Because of its more wistful tone, and because of the more evident
universality of its subject--a reworking of the more familiar
myth of Orpheus and Euridice--to my mind the "The Urban Stampede"
is a less problematic, more consistently satisfying and
compelling poem. In place of the classical Underworld, Reeve sets the
myth in a London pub called the Urban Stampede. His Orpheus is
Mack, "a handsome young man, a great singer and guitarist" who
goes to the Urban Stampede to search for his wife, Mary May, who
earlier had become "seriously deranged from illness" and had
disappeared, turning up at the bar "Lost and lonely…unaware that
the illness has made her deaf."
Setting the scene, Reeve allows the Chorus to indulge in a bit of
Muldoonery as it intones:
Here in the Urban Stampede
we've got everything you need
for a perfect evening out:
If you ain't got much money
you can still treat your honey
to a glass of Lauderdale stout
or recite her some Hamlet
while we fry you an omelette
and figure the charges out.
Granted, the rhyme and meter and diction here are more James
Simmons than Paul Muldoon, but they are appropriate to the
atmosphere Reeve wants to create. And there is more to this poem
than jokiness, more than the alcohol-fuelled chatter of
late-night sessions at the pub, as when Mary May sings
The wind from the West blows warm
across meadowsweet, briar rose
and the osprey circling the cove
where white boats come and go.
Narration and commentary is provided by the Born Observer, who
declares that "the music made / their story into living song," and by
the Chorus, which endorses this view, shouting, "Three cheers for
music, the key to mysteries!"
As in the original myth, however, the lovers cannot be reunited:
"In the confusion as the swinging doors swung wide / Mack lost
her hand and quickly called her name." But "She, not hearing,
made no move but waited / where she was for his next step ahead;
/ and he, forgetting where she was and why, turned to check." And
that, of course, is the fatal moment. Mary May is swallowed up in
the chaos of the Urban Stampede, and Mack can only mourn his
irrevocable loss, finding consolation in the thought that "Surely
she dreams of the sounds of music / as green leaves assert the
life of a tree.
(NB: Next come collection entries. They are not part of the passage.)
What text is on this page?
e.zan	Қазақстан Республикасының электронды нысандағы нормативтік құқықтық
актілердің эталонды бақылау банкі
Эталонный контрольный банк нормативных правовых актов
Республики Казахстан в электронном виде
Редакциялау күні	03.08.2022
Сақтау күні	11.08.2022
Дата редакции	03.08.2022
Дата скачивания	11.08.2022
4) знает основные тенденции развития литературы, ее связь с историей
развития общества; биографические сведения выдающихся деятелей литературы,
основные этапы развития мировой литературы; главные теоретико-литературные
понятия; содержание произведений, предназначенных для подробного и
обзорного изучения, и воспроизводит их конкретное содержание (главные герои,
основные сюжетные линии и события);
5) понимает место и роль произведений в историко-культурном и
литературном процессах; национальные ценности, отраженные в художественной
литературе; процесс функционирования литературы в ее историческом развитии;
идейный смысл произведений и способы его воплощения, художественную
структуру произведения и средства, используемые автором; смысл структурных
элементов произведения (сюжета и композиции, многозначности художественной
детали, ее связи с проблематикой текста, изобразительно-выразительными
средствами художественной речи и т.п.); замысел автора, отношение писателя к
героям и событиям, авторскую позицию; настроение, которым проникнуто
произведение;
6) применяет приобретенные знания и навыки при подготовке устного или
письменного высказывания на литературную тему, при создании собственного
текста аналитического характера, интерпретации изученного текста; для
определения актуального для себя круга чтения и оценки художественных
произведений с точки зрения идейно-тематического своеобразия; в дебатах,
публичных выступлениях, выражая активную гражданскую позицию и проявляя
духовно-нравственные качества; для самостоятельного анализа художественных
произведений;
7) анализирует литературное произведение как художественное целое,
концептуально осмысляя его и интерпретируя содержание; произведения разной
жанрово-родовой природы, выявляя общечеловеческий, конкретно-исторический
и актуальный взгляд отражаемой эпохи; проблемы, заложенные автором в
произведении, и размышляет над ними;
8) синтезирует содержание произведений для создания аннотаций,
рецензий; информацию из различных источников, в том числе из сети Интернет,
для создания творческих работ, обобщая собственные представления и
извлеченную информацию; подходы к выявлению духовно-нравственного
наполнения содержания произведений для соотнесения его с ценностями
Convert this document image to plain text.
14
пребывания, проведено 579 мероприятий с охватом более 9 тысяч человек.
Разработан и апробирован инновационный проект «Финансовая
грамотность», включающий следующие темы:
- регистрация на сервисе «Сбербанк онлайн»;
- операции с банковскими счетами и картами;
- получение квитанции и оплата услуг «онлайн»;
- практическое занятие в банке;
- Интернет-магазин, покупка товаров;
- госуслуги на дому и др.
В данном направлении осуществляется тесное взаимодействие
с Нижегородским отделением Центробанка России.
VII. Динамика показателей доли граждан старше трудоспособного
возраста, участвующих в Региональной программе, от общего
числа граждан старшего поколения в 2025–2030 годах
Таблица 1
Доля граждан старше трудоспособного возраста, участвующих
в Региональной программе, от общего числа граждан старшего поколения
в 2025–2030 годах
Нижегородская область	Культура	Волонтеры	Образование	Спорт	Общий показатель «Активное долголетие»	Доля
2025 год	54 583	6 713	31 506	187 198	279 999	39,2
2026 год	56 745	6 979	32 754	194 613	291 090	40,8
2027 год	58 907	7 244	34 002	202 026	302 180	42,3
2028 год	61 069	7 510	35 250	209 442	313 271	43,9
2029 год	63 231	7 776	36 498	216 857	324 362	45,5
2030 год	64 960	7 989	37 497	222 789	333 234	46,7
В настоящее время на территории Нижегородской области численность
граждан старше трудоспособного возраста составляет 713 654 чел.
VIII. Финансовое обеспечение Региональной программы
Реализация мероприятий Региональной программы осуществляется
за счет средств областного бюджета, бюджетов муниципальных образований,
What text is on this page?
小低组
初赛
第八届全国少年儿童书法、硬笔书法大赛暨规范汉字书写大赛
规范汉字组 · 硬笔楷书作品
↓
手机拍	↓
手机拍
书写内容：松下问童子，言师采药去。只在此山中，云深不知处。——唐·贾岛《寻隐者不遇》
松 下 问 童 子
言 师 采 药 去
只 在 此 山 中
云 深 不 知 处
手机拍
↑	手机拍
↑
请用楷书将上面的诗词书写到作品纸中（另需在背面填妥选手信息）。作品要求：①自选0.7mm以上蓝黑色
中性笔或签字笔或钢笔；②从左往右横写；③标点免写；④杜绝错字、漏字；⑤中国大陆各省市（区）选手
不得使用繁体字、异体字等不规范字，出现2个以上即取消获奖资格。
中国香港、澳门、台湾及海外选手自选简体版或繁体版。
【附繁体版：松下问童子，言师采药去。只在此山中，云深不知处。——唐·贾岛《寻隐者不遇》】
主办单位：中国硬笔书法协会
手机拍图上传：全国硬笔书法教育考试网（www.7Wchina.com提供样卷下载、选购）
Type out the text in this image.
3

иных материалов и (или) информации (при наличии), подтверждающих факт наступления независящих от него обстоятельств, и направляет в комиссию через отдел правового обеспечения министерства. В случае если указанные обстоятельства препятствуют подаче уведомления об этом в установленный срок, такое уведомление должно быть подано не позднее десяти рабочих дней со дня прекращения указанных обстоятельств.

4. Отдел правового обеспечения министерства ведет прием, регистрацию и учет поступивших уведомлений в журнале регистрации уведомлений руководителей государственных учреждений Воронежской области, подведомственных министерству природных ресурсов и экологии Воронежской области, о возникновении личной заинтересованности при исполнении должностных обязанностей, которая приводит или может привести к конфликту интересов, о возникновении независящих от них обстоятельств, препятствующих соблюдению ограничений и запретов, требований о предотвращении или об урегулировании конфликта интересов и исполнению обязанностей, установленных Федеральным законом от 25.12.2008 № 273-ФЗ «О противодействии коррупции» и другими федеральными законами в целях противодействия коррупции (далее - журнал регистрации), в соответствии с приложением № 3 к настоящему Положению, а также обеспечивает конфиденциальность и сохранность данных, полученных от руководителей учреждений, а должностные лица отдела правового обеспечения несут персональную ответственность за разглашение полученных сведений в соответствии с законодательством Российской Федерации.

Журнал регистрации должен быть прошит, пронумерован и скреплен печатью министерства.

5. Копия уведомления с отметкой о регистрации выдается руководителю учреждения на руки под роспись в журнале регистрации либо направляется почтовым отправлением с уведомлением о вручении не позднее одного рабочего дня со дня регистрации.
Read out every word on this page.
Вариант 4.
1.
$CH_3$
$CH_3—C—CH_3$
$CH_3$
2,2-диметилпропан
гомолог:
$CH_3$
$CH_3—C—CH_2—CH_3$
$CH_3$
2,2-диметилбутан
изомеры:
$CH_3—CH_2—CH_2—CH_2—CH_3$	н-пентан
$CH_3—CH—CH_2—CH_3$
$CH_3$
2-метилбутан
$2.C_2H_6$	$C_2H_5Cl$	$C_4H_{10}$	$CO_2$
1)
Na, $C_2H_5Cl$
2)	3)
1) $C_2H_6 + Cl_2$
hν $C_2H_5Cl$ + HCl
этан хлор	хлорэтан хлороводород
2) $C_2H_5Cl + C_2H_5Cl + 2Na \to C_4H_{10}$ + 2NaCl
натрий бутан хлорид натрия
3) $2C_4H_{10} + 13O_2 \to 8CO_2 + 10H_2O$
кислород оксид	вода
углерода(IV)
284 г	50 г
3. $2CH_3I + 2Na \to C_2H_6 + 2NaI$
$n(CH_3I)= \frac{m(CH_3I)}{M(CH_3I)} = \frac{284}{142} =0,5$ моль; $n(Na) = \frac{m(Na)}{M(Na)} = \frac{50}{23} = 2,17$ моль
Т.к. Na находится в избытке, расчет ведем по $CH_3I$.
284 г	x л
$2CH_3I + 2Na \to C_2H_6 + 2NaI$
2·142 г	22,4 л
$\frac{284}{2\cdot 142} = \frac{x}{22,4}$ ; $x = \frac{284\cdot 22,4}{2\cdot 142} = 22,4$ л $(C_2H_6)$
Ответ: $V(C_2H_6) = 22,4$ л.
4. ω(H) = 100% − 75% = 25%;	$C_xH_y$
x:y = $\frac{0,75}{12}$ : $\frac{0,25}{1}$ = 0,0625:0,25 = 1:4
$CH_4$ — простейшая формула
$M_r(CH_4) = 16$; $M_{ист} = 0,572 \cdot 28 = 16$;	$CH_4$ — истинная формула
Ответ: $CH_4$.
Wherever she is she must be in heavenly light."
I would be remiss if, in closing, I didn't return to the shorter
poems and single out "The Grand Illusion" (in The Urban
Stampede), which in my personal mental anthology of painting
poems is likely to rank alongside Auden's "Musée des Beaux
Arts" and Derek Mahon's "Courtyards in Delft." The painting is
Caravaggio's The Supper at Emmaus; the final of the six stanzas
reads:
The bird is untouched; the broken bread is blessed
but uneaten. The waiter's doubt throws the three together.
So masterful is the perspective that you can't guess
what's really there-a cloth-covered table, food,
and figures? or a holy traveller's weather?
or, love found, long loss at last made good?
Here the visual becomes verbal and, in the process,
spiritual.
In his late poetic flowering, Reeve has unearthed a gift that
allows him to be bookish and literary, and unapologetically
so--and yet write in a voice that manages to sound entirely
uncontrived and unselfconscious. Like Yeats, he recognizes that
poems are pure artifice but must not seem artificial. He writes a
poetry that allows us to romanticize the moon and that yet just
as surely acknowledges that stars die, and worlds--and we--die
with them. At once timely and timeless, these are two books not
to be judged by their unprepossessing covers.